La salle à manger d’aujourd’hui s’ouvre à l’Est, sur le jardin qui longe la route. Elle n’a aucun luxe. Elle est médiocre, mais les dieux m’y visitent et, parfois, quelques déesses lassées du monde ont mordu à mon pain sauvage. Pour la décrire, on ne peut dire mieux que Mong-Kao-Jén dans ces vers traduits par d’Hervey de Saint-Denys :


… Un ancien ami m’offre une poule et du riz.
… On a pour horizon des montagnes bleues dont les pics se découpent sur un ciel lumineux.
Le couvert est mis dans une salle ouverte d’où l’œil parcourt le jardin de mon hôte :
Nous nous versons à boire ; nous causons du chanvre et des mûriers.
Attendons maintenant l’automne, attendons que fleurissent les chrysanthèmes.

C’est là que, deux fois par jour, je prends conscience des choses, soit que le pain fasse pénétrer en moi l’âme de la pâle moisson qui crisse sous la canicule de juillet, soit que le vin me communique le pourpre paysage de la vendange et l’allégresse des filles qui coupaient en chantant les grappes ténébreuses. Ainsi, chaque mets me devient sacré par tout ce qu’il fait passer en mon sang de force poétique.

Il ne faut point que j’ignore l’humilité du potager où s’enfonça la carotte odorante ; ni la verdeur du pré bordé d’aulnes où le bœuf dont je mange a vécu ; ni la cabane semée de feuilles mortes, enfouie au cœur de la montagne herbeuse, où ce fromage fut caillé ; ni le verger où, durant la torpeur des vacances une écolière a pu, parmi les framboisiers bleus et grenats dont je goûte les fruits, oublier longtemps sa bouche ardente sur celle d’un écolier.

Je connais les solitudes où sourd l’eau que je bois, et les tristes forêts qui les entourent. C’est par là que je rencontrai ce vieillard allègre dont j’ai chanté les beaux coqs, et cet autre vieillard qui pleurait sur la folie de sa fille.

Il faut aussi que je sache que les plats où sont contenues ces nourritures sont issus, comme elles, de la terre, et que, sur la coupe de faïence, les fruits semblent m’être présentés en offrande par le calice même de l’argile originelle.

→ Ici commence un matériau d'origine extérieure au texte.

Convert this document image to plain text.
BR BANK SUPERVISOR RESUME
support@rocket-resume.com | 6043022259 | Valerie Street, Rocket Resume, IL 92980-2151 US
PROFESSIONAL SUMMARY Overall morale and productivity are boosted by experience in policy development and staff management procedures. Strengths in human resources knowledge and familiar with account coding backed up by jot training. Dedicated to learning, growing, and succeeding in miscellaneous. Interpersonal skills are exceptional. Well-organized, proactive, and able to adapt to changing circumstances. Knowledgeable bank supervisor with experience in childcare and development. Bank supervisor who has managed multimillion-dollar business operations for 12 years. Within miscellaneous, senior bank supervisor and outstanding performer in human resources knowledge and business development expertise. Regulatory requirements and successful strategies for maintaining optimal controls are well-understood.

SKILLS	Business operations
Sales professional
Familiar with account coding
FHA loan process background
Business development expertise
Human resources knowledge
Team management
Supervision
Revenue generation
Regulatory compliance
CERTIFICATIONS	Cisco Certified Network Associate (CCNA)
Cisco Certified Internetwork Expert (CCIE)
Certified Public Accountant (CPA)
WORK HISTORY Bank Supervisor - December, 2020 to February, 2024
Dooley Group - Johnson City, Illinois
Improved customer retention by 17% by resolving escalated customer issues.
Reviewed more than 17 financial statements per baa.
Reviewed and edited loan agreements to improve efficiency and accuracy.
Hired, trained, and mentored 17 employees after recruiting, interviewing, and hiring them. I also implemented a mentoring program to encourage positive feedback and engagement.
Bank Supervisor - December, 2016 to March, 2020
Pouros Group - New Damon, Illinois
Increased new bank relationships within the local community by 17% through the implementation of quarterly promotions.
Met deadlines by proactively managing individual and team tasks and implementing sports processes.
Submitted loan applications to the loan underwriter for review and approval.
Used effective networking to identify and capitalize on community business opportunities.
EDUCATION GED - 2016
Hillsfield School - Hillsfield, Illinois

Et il faut encore que je sache que la carafe de verre où cette eau s’équilibre est sortie de l’eau même, de la mer sodique et sableuse qui lui a laissé sa transparence.

C’est vous, salle à manger, qui êtes le cellier divin : que vous renfermiez la figue mordue par le merle, ou la cerise par le passereau ; ou le hareng qui a vu le corail et les éponges ; ou la caille qui sanglota le nocturne des menthes ; ou le miel d’automne butiné au soleil brun, ou celui d’acacia choisi dans les pâles rayons d’une avenue en larmes ; ou l’huile qui contient la lumière provençale ; ou le sel qui a le reflet des nacres ; ou le poivre que rapportaient, sur leurs galères, des trafiquants aux mystérieux sourires…


C’est vous, salle à manger, que souvent j’ai jonchée de mes récoltes botaniques ; c’est votre air que j’ai embaumé de ces cueilles champêtres ; c’est vous qui fûtes ornée un jour de ces bouquets de rares fleurs dont une femme fit hommage à votre modestie. Vous sûtes rester vous-même : ni trop flattée ni dédaigneuse. Et, lorsque ces corolles recherchées furent sur votre table, vous les enchantâtes si bien de votre simplicité qu’elles parurent aussi belles que le sont leurs sœurs rurales.


C’est vous, salle à manger, qui, non loin de la route, attendez mon retour des bois, à l’heure où mon chien se confond avec la nuit, et où les bouffées de ma pipe se mêlent au brouillard dont ma barbe est trempée ; c’est vous qui guettez, comme une bonne servante, le pas de mon soulier ferré. Je reconnais votre cœur brûlant, ô ménagère sans reproche : la lampe qui se consume ainsi que ma rêverie ! En pensant à vous mon âme s’exalte et j’ai envie de crier hosanna, et de me prosterner à vos genoux, sur le seuil, ô gardienne des choses que la Providence m’a données, ô vous qui demeurez les bras en croix sur l’avenue où se traînent des mendiants, au moment que tremblent les Angélus exaspérés d’amour et que, pareils à des encensoirs, les taudis obscurs enfument les pieds de Dieu.